This guide is based on a Sage article by Bob Michael
Topo Map: Cima Dome 7½
Coordinates: Lat 35 17 59 Lon 115 33 47
Trip Stats: unknown
DRIVING
The trail to Teutonia starts at a well-marked parking area near the gentle summit of the paved road between I-15 and Cima.
HIKING
The excellent trail, at times following a long-abandoned road, heads gently uphill through possibly the most splendid climax Joshua forest of all; the high desert doesn't get any better than this. After 1-1/2 gentle miles ascending the Dome, the trail arrives at the northeast flank of the Peak. The trail switchbacks up the side, crosses the summit ridge to the west side of the peak and heads south towards the high point, where it evaporates among huge slabs and boulders. I managed to get within 20-25 vertical feet of the apparent summit when I was stopped by unquestionable 5th class.
NOTES
One of the finest short hikes the desert has to offer takes you up the northeast flank of Cima Dome to almost the granite picacho summit of Teutonia Peak, a crag perched incongruously on this otherwise amazingly gentle, smooth and regular landform.
Cima Dome, although hardly spectacular or even readily noticeable is one of the most extraordinary landforms in the desert.
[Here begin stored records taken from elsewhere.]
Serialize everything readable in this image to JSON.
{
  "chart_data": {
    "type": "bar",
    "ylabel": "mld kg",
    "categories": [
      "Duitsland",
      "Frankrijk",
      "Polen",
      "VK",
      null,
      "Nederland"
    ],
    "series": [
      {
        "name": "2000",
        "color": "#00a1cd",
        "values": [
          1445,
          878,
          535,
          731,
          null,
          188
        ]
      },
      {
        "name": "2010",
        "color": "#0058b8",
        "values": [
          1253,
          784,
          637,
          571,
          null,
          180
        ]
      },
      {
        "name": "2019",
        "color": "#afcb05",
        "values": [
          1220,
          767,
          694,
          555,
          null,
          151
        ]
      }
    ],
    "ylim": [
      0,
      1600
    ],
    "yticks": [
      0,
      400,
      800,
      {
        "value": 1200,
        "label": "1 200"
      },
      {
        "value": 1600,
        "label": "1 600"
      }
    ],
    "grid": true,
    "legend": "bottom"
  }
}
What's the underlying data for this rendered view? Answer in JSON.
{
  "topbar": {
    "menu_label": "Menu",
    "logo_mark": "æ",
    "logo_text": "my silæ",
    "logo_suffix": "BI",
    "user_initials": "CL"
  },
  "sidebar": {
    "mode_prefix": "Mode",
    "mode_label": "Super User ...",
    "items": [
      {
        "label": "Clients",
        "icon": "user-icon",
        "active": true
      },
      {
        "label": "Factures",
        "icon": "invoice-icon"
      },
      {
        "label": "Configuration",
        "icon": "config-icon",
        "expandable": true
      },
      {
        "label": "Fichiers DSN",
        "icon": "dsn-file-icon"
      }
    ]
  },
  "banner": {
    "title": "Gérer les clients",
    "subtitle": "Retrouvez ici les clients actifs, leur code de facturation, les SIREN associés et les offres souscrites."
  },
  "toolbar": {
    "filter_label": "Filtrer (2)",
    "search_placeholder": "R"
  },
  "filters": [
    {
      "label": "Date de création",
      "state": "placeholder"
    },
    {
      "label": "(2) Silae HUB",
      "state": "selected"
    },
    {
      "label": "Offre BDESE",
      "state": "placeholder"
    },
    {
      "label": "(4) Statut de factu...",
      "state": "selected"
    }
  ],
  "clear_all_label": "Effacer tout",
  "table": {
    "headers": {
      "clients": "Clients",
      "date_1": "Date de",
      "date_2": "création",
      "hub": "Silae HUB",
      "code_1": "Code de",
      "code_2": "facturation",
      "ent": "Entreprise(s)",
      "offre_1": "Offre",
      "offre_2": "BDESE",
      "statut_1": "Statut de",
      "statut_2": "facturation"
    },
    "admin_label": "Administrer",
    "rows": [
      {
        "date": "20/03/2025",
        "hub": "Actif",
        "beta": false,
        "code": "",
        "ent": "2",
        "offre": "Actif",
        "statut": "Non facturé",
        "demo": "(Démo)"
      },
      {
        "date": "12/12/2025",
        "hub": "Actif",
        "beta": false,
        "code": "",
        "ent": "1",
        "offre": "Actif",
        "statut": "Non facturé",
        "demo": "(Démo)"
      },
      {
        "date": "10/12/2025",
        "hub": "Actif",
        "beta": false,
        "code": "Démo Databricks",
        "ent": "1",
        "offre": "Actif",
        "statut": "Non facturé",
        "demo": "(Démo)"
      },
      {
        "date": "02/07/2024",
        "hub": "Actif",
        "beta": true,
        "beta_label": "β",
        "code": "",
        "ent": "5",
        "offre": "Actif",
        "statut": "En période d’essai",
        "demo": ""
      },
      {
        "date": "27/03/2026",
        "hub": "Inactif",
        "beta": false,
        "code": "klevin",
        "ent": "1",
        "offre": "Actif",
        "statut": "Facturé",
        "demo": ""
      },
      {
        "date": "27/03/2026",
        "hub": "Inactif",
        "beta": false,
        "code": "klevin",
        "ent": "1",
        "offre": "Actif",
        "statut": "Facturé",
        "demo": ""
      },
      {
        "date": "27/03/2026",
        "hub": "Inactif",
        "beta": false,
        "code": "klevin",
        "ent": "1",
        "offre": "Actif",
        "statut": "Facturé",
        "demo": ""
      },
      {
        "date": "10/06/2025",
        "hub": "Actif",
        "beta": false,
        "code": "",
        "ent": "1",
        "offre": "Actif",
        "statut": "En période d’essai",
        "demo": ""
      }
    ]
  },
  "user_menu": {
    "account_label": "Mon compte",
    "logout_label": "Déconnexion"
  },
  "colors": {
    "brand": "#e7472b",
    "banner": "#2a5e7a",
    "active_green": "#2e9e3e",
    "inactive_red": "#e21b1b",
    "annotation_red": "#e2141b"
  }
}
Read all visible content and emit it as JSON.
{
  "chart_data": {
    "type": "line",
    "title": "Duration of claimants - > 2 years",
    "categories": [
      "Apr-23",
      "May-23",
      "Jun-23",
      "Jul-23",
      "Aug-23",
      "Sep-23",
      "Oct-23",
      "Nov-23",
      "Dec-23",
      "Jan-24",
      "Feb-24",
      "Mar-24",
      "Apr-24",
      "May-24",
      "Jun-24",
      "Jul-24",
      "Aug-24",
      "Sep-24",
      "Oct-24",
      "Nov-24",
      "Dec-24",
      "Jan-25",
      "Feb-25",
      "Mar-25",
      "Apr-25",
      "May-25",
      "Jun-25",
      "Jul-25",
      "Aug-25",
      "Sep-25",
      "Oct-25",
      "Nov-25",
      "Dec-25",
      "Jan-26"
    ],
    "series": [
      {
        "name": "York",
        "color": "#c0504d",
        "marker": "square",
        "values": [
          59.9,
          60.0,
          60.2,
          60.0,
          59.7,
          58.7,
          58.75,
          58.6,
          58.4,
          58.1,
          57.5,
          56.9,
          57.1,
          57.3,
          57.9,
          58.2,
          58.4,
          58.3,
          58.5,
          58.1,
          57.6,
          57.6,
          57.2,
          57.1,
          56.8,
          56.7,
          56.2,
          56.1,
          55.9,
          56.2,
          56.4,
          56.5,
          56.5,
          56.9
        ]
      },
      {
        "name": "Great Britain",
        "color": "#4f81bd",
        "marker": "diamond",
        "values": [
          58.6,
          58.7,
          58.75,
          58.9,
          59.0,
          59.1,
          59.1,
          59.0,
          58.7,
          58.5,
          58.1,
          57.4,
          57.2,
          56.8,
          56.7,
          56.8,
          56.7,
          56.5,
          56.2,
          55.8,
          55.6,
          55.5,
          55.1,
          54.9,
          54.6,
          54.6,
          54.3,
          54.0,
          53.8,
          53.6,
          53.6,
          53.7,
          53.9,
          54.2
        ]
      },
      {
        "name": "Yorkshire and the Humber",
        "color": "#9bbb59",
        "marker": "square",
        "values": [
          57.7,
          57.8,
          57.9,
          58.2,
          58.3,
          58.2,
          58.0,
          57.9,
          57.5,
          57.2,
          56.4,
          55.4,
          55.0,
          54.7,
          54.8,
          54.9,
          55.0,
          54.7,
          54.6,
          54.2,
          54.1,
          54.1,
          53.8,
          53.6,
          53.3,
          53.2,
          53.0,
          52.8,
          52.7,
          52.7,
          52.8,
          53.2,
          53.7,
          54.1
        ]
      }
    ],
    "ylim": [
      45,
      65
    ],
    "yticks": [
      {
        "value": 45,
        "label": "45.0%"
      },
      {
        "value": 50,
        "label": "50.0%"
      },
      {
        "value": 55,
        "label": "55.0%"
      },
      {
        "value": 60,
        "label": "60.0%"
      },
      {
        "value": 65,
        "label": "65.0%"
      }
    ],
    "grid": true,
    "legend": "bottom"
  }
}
The map shows circular, gentle, evenly spaced contours making a bull's eye pattern in a landscape built basically out of randomness. Although geoniorphologists (geologists who try to explain landforms) have long debated its origins, the most likely explanation seems to be the long undisturbed weathering of a roughly circular, remarkably uniform body of granite uniquely susceptible to suberial "crumbling". Teutonia Peak and some associated boulder piles, making up a northwest-southeast- striking linear feature on the northeast flank of the Dome, is the only anomaly in this big picture. Perhaps due to a slight variation in rock chemistry in this one zone of the granite body - maybe an increase in silica content - the granite that comprises Teutonia Peak is resistant to crumbling, and instead weathers into the Joshua Tree-style blocks and crags that we commonly associate with desert granitic terrain.